Everything in the room remained black and silent. She told herself this must be a dream. But she was too aware of Miles beside her, the possessive weight of his arm across her breasts, the soft sigh of his breathing, the heat of his body pressed to her side.

Fear tightened her belly and tasted sour on her lips. She was undoubtedly awake.

And unable to break the hold those two burning red eyes exerted. Transfixed, she stared upward. The eyes pierced her to the soul. Her weak, frightened, imperfect soul. The eyes saw all her faults and inadequacies. All her unrequited longing for Miles to love her forever.

Just as they had earlier, the eyes derided her futile yearning. They knew her wishes would never come true.

“I don’t believe in ghosts,” she whispered into the night. “This is all imagination.”

Beside her, Miles stirred without waking. The eyes above her didn’t waver. The steady scarlet glow was uncomfortable, unwelcome, but still Calista couldn’t look away. Suddenly, in spite of the warmth of Miles’s body, she was deathly cold.

A whisper came to her ears. Hissing. Caustic. Knowing.

Accept that you’ll never be enough for him.

The voice’s cruel assurance sliced through her. Closing her eyes, she insisted again that she didn’t believe in ghosts. She’d never been a fanciful woman. She’d always been hostile to anything she couldn’t measure with her own senses. Scornful of weaker minds that credited influences beyond the here and now.

She felt neither hostile nor scornful now. She felt scared and alone and defenseless. And helpless to combat the truth of the voice’s poisonous insinuations.

Let Miles go, Calista. Let him go. He’ll tire of you before long. Perhaps even now he plots how to leave you.

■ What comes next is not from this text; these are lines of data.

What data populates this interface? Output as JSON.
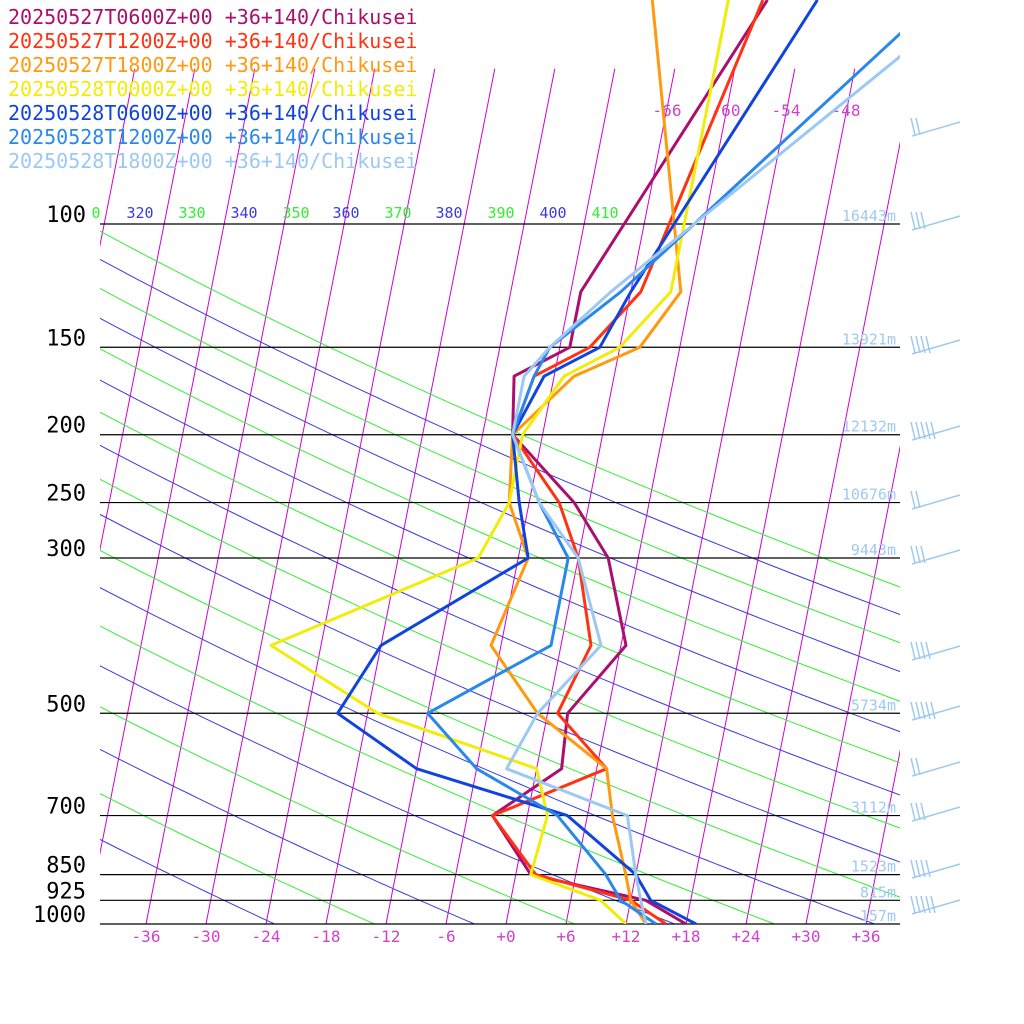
{
  "colors": {
    "isobar": "#000000",
    "isotherm": "#d000d0",
    "dry_adiabat": "#3a3ae0",
    "moist_adiabat": "#33ee33",
    "tick_label": "#cc44cc",
    "height_label": "#9ecaf0",
    "wind_barb": "#9ecaf0"
  },
  "chart_data": {
    "type": "line",
    "chart_kind": "skew-T log-p sounding",
    "xlabel": "",
    "ylabel": "",
    "x_ticks": [
      "-36",
      "-30",
      "-24",
      "-18",
      "-12",
      "-6",
      "+0",
      "+6",
      "+12",
      "+18",
      "+24",
      "+30",
      "+36"
    ],
    "pressure_levels": [
      "100",
      "150",
      "200",
      "250",
      "300",
      "500",
      "700",
      "850",
      "925",
      "1000"
    ],
    "height_labels": [
      {
        "p": 100,
        "label": "16443m"
      },
      {
        "p": 150,
        "label": "13921m"
      },
      {
        "p": 200,
        "label": "12132m"
      },
      {
        "p": 250,
        "label": "10676m"
      },
      {
        "p": 300,
        "label": "9443m"
      },
      {
        "p": 500,
        "label": "5734m"
      },
      {
        "p": 700,
        "label": "3112m"
      },
      {
        "p": 850,
        "label": "1523m"
      },
      {
        "p": 925,
        "label": "815m"
      },
      {
        "p": 1000,
        "label": "157m"
      }
    ],
    "theta_labels": [
      "0",
      "320",
      "330",
      "340",
      "350",
      "360",
      "370",
      "380",
      "390",
      "400",
      "410"
    ],
    "upper_isotherm_labels": [
      "-66",
      "-60",
      "-54",
      "-48"
    ],
    "series": [
      {
        "name": "20250527T0600Z+00 +36+140/Chikusei",
        "color": "#aa0f6e",
        "points": [
          [
            1000,
            18
          ],
          [
            925,
            13.5
          ],
          [
            850,
            1.5
          ],
          [
            700,
            -3.5
          ],
          [
            600,
            2.5
          ],
          [
            500,
            2
          ],
          [
            400,
            6.5
          ],
          [
            300,
            3
          ],
          [
            250,
            -1.5
          ],
          [
            200,
            -9
          ],
          [
            165,
            -10
          ],
          [
            150,
            -5
          ],
          [
            125,
            -5
          ],
          [
            100,
            -2
          ]
        ]
      },
      {
        "name": "20250527T1200Z+00 +36+140/Chikusei",
        "color": "#ff3311",
        "points": [
          [
            1000,
            16
          ],
          [
            925,
            12
          ],
          [
            850,
            2
          ],
          [
            700,
            -3.5
          ],
          [
            600,
            7
          ],
          [
            500,
            1
          ],
          [
            400,
            3
          ],
          [
            300,
            0
          ],
          [
            250,
            -3
          ],
          [
            200,
            -9
          ],
          [
            165,
            -8
          ],
          [
            150,
            -3
          ],
          [
            125,
            1
          ],
          [
            100,
            2.5
          ]
        ]
      },
      {
        "name": "20250527T1800Z+00 +36+140/Chikusei",
        "color": "#ff9910",
        "points": [
          [
            1000,
            14
          ],
          [
            925,
            12
          ],
          [
            850,
            11
          ],
          [
            700,
            8.5
          ],
          [
            600,
            7
          ],
          [
            500,
            -1
          ],
          [
            400,
            -7
          ],
          [
            300,
            -5
          ],
          [
            250,
            -8
          ],
          [
            200,
            -9
          ],
          [
            165,
            -4
          ],
          [
            150,
            2
          ],
          [
            125,
            5
          ],
          [
            100,
            3
          ]
        ]
      },
      {
        "name": "20250528T0000Z+00 +36+140/Chikusei",
        "color": "#f2ec0a",
        "points": [
          [
            1000,
            12
          ],
          [
            925,
            9
          ],
          [
            850,
            1.5
          ],
          [
            700,
            2
          ],
          [
            600,
            0
          ],
          [
            500,
            -17
          ],
          [
            400,
            -29
          ],
          [
            300,
            -10
          ],
          [
            250,
            -8
          ],
          [
            200,
            -8
          ],
          [
            165,
            -5
          ],
          [
            150,
            0
          ],
          [
            125,
            4
          ],
          [
            100,
            4
          ]
        ]
      },
      {
        "name": "20250528T0600Z+00 +36+140/Chikusei",
        "color": "#1144dd",
        "points": [
          [
            1000,
            19
          ],
          [
            925,
            14
          ],
          [
            850,
            12
          ],
          [
            700,
            4
          ],
          [
            600,
            -12
          ],
          [
            500,
            -21
          ],
          [
            400,
            -18
          ],
          [
            300,
            -5
          ],
          [
            250,
            -7
          ],
          [
            200,
            -9
          ],
          [
            165,
            -7
          ],
          [
            150,
            -2
          ],
          [
            125,
            0
          ],
          [
            100,
            3
          ]
        ]
      },
      {
        "name": "20250528T1200Z+00 +36+140/Chikusei",
        "color": "#2a88ea",
        "points": [
          [
            1000,
            15
          ],
          [
            925,
            11
          ],
          [
            850,
            9
          ],
          [
            700,
            3
          ],
          [
            600,
            -6
          ],
          [
            500,
            -12
          ],
          [
            400,
            -1
          ],
          [
            300,
            -1
          ],
          [
            250,
            -5
          ],
          [
            200,
            -9
          ],
          [
            165,
            -8
          ],
          [
            150,
            -7
          ],
          [
            125,
            -1
          ],
          [
            100,
            5
          ]
        ]
      },
      {
        "name": "20250528T1800Z+00 +36+140/Chikusei",
        "color": "#9cc8f4",
        "points": [
          [
            1000,
            14
          ],
          [
            925,
            13
          ],
          [
            850,
            12
          ],
          [
            700,
            10
          ],
          [
            600,
            -3
          ],
          [
            500,
            -1
          ],
          [
            400,
            4
          ],
          [
            300,
            0
          ],
          [
            250,
            -5
          ],
          [
            200,
            -9
          ],
          [
            165,
            -9
          ],
          [
            150,
            -7
          ],
          [
            125,
            -2
          ],
          [
            100,
            5
          ]
        ]
      }
    ]
  }
}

To escape the taunting voice, she turned her head away, crushing her cheek into the tasseled silk pillow. She desperately wanted to argue, but the voice said everything she’d told herself again and again since she’d fallen in love with Miles. The voice caught her doubts and turned them into excruciating actuality.

“You’re not real,” she muttered. “You’re not real.”

The voice didn’t even bother contradicting her agitated denial. Instead Calista heard a laugh replete with such evil that she wanted to run screaming from the room. Except that those glinting red eyes, like living rubies, held her trapped.